How coffee could be the secret to fighting obesity

Coffee could be the secret to fighting obesity as scientists discover drinking a cup each day ‘stimulates weight loss’

  • Researchers in Nottingham tested the effects of caffeine on nine people
  • They had already successfully trialled their theory on human cells in a lab 
  • Coffee was found to increase the activity of brown fat, which burns sugar and fat
  • Caffeine is believed to be what triggers the beneficial effects

Drinking coffee could help people slim down and avoid type 2 diabetes by helping the body burn off extra calories, according to researchers.

A cup of the hot drink could kick-start someone’s brown fat into action, they said –brown fat is active tissue which burns sugar and fat from food to warm up the body. 

This is different to white fat, which is what makes people look overweight. This is food fat stored by the body when people eat more energy than they use.

Caffeine is believed to be the part of coffee which takes the body’s calorie-burning up a gear, but the scientists said more research is needed.

More than two thirds of UK adults are overweight and around 3.4million people – one in 20 – have type 2 diabetes, which can lead to a stroke or heart disease. 

Researchers think it is the caffeine in coffee which kick-starts brown fat reserves and triggers the body’s fat and sugar burning processes, potentially leading to weight loss (stock image)

Researchers from the University of Nottingham tested their theory on nine healthy volunteers after finding it had worked in a lab.

The people were aged 27, on average, and had to refrain from exercising, drinking caffeine or taking drugs or alcohol for nine hours before the tests.

They were then given a cup of Nescafé instant coffee, or water in an experiment for comparison, and their body scanned while the caffeine effects set in.

‘From our previous work, we knew that brown fat is mainly located in the neck region,’ said Professor Michael Symonds.

‘So we were able to image someone straight after they had a drink to see if the brown fat got hotter.

‘The results were positive and we now need to ascertain that caffeine as one of the ingredients in the coffee is acting as the stimulus or if there’s another component helping with the activation of brown fat.’

The thermal scans showed the people’s brown fat in their neck got hotter when they drank the coffee, showing it was working to burn calories.

WHAT ARE THE HEALTH BENEFITS OF COFFEE?

Scientific studies into the health effects of coffee are being done all the time and have, in the past, claimed the drink brings fairly big health benefits.

Reduces early death risk 

Research by the National Cancer Institute in the US last year found people who drink six or seven cups of coffee each day were 16 per cent less likely to die from disease within a 10-year period than those who didn’t. 

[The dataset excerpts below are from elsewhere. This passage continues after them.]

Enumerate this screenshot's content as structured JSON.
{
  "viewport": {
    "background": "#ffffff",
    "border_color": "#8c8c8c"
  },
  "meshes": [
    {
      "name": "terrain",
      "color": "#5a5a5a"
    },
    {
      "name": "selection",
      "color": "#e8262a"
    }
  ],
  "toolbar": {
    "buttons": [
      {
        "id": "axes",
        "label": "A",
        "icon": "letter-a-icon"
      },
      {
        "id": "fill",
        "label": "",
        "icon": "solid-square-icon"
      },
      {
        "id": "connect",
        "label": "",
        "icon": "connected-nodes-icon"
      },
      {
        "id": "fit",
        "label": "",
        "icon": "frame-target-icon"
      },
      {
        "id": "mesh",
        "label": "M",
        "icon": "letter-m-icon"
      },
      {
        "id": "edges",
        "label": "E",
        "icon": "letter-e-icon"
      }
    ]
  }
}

Less likely to get depression 

Another study, done by the Harvard School of Public Health, found that women who drank four or more cups of coffee per day were 20 per cent less likely to suffer from depression. 

Women have higher pain threshold 

British scientists at Goldsmiths, University of London, found women who drank coffee – 250mg of caffeine, to be precise – tended to have a higher pain threshold than those who didn’t.

Lower type 2 diabetes 

The Institute for Scientific Information on Coffee last year said it had trawled through nearly 30 studies of almost 1.2million people to find drinking three or four cups of coffee each day could slash the risk of developing type 2 diabetes by 27 per cent. 

Until now, the scientists said, nobody had found an easy and safe way to stimulate brown fat into action.

It was not clear from the research whether a single cup of coffee in the morning would be enough to trigger the calorie-burning all day, or whether people should drink it more regularly.

The researchers wrote, however, that caffeine could trigger fat-burning ‘at doses compatible with human use’.

Unlike white fat, a visible build-up of which is the result of eating too many calories, brown fat is a functioning tissue which serves to heat up the body by burning fuel – it is found in large amounts in babies and hibernating animals such as bears. 

Brown fat is perhaps confusingly named and is actually found in larger amounts in slim people. 

It is also more common in youth – it makes up around five per cent of a baby’s body mass but it was thought to disappear before adulthood. Scientists recently discovered that adults do retain small stores of it, mostly around their necks. 

‘This is the first study in humans to show that something like a cup of coffee can have a direct effect on our brown fat functions,’ Professor Symonds said.

‘The potential implications of our results are pretty big, as obesity is a major health concern for society and we also have a growing diabetes epidemic and brown fat could potentially be part of the solution in tackling them.’

The team also found that when brown fat was activated the body did a better job of controlling amounts of sugar and fat circulating in the blood.

This improvement of blood glucose control could help to protect people against type 2 diabetes, which affects around 90 per cent of the more than 3.8million people in the UK with diabetes.

Professor Symonds and his colleagues will continue their work to find out whether other sources of caffeine could have the same benefits.

Their research was published in the journal Nature: Scientific Reports.